## Overview

• Floating-point numbers are numbers with a fractional component, such as 3.14159, 0.1, and -273.15.
• Float represents a 32-bit floating-point number.

## 1. Converting Floating-Point Values

#### 1.1 init(_:)

• Creates a new instance that approximates the given value.
let x: Double = 21.25
let y = Float(x)
print(y)
//prints 21.25

#### 1.2 init(signOf:magnitudeOf:)

• Creates a new floating-point value using the sign of one value and the magnitude of another.
let a = -21.5
let b = 305.15
let c = Double(signOf: a, magnitudeOf: b)
print(c)
//prints -305.15

#### 1.3 init(sign:exponent:significand:)
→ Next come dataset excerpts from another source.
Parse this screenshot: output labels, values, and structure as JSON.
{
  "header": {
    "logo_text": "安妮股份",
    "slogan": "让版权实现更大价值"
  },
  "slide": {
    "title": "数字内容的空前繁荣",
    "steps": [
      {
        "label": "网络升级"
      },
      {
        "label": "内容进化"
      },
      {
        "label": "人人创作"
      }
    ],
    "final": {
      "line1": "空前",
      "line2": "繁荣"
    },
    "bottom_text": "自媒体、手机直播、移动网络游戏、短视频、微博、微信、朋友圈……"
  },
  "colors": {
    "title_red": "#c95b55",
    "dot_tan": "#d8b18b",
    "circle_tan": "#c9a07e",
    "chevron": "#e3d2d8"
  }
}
• Creates a new value from the given sign, exponent, and significand.
let z = Double(sign: .plus, exponent: -2, significand: 1.5)
print(z)
//prints 0.375

## 2. Performing Calculations

#### 2.1 Floating-Point Operators for Float

• Perform arithmetic and bitwise operations or compare values.
print(a + b)
//prints 283.65

print(a - b)
//prints -326.65

print(a * b)
//prints -6560.725

print(a / b)
//prints -0.0704571522202196

a += b
print(a)
//prints 283.65

a -= b
print(a)
//prints -21.5

a *= b
print(a)
//prints -6560.725

a /= b
print(a)
//prints -21.5

#### 2.2 squareRoot()

• Returns the square root of the value, rounded to a representable value.
func hypotenuse(_ a: Double, _ b: Double) -> Double {
return (a * a + b * b).squareRoot()
}

let (dx, dy) = (3.0, 4.0)
let distance = hypotenuse(dx, dy)
print(distance)
//prints 5.0

#### 2.3 remainder(dividingBy:)

• Returns the remainder of this value divided by the given value.
let q = (x / 0.75).rounded(.toNearestOrEven)
let r = x.remainder(dividingBy: 0.75)
print(q,r)
// prints 28.0 0.25

#### 2.4 negate()

• Replaces this value with its additive inverse.
var k = 21
k.negate()
print(k)
//prints -21

## 3. Rounding

#### 3.1 rounded()

• Returns this value rounded to an integral value using “schoolbook rounding.”
let m = 6.5
print(m.rounded(.toNearestOrAwayFromZero))
// prints 7.0
print(m.rounded(.towardZero))
//prints 6.0
print(m.rounded(.up))
//prints 7.0
print(m.rounded(.down))
//prints 6.0

#### 3.2 round()

• Rounds this value to an integral value using “schoolbook rounding.”
var j = 5.2
j.round()
print(j)
// prints 5.0
var h = 5.5
h.round()
print(h)
//prints 6.0
var g = -5.5
g.round()
print(g)
//prints -5.0

## 4. Comparing Floats

print(a > b)
//prints false

print(a < b)
//prints true

print(a <= b)
//prints true

print(a >= b)
//prints false

print(a == b)
//prints false

#### 4.2 maximum(::)

Returns the greater of the two given values.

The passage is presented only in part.